Adults can purchase up to 30 grams of cannabis from a licensed dispensary, but are not allowed to smoke it in public.

That includes your car.

According to Illinois state law, you cannot smoke or consume cannabis in any motor vehicle, even while parked, and even if you are a passenger.

The law firm of James Dimeas & Associates says you can legally transport marijuana in your car, but it must be out of arm’s reach of the driver and must be completely sealed in its original packaging.

If you are pulled over by police and have even a small amount of cannabis in your vehicle, within arms reach of the driver, you can be arrested and charged with a crime.

Smokers cannot indulge while around anyone who is under 21, nor police officers, firefighters, or on school grounds.
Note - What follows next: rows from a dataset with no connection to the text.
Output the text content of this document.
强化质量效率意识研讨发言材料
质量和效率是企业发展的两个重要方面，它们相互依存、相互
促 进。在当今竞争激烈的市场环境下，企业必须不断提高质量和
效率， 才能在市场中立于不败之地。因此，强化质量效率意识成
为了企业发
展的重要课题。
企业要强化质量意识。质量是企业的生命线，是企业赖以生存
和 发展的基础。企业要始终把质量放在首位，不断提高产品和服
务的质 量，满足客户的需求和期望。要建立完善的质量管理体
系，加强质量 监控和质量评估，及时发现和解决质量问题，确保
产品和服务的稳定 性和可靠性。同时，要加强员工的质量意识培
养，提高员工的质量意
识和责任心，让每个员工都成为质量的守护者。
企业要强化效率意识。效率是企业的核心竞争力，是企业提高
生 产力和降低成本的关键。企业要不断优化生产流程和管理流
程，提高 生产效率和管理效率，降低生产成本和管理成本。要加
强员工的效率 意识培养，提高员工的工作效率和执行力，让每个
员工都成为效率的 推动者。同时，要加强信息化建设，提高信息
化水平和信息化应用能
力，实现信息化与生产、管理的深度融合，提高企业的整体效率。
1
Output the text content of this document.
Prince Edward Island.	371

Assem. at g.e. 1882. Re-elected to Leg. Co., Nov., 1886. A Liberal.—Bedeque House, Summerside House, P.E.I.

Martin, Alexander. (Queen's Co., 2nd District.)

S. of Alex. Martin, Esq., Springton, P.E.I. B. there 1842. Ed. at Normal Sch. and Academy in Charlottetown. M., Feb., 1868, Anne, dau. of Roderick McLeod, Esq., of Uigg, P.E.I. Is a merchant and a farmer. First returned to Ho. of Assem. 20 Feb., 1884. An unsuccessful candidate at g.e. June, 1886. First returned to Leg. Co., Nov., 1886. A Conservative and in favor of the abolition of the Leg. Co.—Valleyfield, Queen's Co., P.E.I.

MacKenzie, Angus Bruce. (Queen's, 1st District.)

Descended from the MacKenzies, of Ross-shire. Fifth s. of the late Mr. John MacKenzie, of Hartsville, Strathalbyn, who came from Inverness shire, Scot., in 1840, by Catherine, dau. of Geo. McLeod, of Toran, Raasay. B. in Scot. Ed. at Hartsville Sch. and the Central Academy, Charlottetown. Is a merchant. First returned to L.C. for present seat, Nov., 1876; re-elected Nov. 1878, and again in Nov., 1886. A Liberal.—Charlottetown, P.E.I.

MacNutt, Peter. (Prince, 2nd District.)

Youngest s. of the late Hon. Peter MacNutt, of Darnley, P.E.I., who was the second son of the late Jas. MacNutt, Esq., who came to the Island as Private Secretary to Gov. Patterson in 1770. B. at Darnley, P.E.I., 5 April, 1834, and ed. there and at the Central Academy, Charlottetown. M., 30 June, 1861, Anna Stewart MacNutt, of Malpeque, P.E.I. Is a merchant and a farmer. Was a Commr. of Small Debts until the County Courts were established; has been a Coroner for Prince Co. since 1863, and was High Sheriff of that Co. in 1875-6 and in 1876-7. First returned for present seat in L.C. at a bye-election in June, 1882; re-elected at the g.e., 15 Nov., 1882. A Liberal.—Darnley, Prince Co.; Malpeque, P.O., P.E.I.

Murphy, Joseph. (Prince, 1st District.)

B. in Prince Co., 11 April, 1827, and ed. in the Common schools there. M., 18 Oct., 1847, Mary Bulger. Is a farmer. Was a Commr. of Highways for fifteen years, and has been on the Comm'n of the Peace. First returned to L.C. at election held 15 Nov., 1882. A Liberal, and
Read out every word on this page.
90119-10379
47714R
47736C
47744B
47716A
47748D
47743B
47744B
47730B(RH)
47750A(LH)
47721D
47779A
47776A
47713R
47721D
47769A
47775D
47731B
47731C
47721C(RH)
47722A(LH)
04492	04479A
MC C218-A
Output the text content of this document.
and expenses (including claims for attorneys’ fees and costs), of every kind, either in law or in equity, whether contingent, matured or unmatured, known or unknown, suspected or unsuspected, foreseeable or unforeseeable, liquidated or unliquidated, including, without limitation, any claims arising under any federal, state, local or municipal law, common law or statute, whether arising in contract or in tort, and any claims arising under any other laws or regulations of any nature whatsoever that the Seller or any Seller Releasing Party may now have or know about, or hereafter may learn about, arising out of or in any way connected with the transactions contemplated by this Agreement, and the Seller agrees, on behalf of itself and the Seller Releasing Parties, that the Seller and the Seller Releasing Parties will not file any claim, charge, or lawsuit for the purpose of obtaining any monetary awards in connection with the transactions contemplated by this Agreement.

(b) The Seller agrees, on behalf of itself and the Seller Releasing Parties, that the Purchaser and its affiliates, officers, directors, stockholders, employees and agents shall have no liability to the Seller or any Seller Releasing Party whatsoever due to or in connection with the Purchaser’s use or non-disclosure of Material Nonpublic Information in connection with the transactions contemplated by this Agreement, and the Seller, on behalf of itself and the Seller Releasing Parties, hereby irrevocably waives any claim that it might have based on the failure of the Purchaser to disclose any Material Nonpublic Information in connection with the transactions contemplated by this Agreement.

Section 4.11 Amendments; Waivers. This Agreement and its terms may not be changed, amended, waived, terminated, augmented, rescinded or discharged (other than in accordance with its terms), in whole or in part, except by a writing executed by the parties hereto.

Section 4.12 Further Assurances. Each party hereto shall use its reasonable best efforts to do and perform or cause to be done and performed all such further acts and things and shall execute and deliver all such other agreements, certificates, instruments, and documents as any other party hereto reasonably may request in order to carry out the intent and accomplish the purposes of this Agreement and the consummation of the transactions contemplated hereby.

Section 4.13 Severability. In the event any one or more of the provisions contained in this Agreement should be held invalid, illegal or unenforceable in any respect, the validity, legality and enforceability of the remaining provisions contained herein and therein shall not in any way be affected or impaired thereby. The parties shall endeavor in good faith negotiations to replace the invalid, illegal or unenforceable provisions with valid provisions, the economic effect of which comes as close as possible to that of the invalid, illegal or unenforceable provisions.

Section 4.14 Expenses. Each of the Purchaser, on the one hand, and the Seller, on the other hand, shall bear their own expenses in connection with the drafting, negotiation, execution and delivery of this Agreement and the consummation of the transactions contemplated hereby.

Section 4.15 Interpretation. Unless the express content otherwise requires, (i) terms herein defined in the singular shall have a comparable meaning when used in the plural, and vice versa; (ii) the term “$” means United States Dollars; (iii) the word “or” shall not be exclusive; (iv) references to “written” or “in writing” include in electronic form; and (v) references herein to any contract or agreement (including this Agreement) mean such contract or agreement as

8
Growing plants for personal use is prohibited.

Residents can also be fired for being under the influence of marijuana while at work.

The Illinois Right to Privacy in the Workplace Act makes it “unlawful for an employer to refuse to hire or to discharge any individual [or to disadvantage as to compensation or terms of employment] because the individual uses lawful products off the premises of the employer during non-working and non-call hours.”

This means workers can’t be punished if they use marijuana on their own time, as long as they don’t use it at work or show up to work under the influence.

Employers are still legally allowed to have zero-tolerance policies for workplace marijuana use, but they must have a reasonable determination that an employee is actually under the influence at work, which could include documenting coordination problems, demeanor, unusual behavior, or carelessness on the job.

The Cannabis Regulation and Tax Act does not “prohibit an employer from adopting reasonable zero tolerance or drug-free workplace policies, or employment policies concerning drug testing, smoking, consumption, storage, or use of cannabis in the workplace or while on call provided that the policy is applied in a nondiscriminatory manner.”

Employers can still have policies related to drug testing, smoking or consuming cannabis while at the workplace, or performing job duties, and can prohibit an employee from using or being under the influence of marijuana while at work.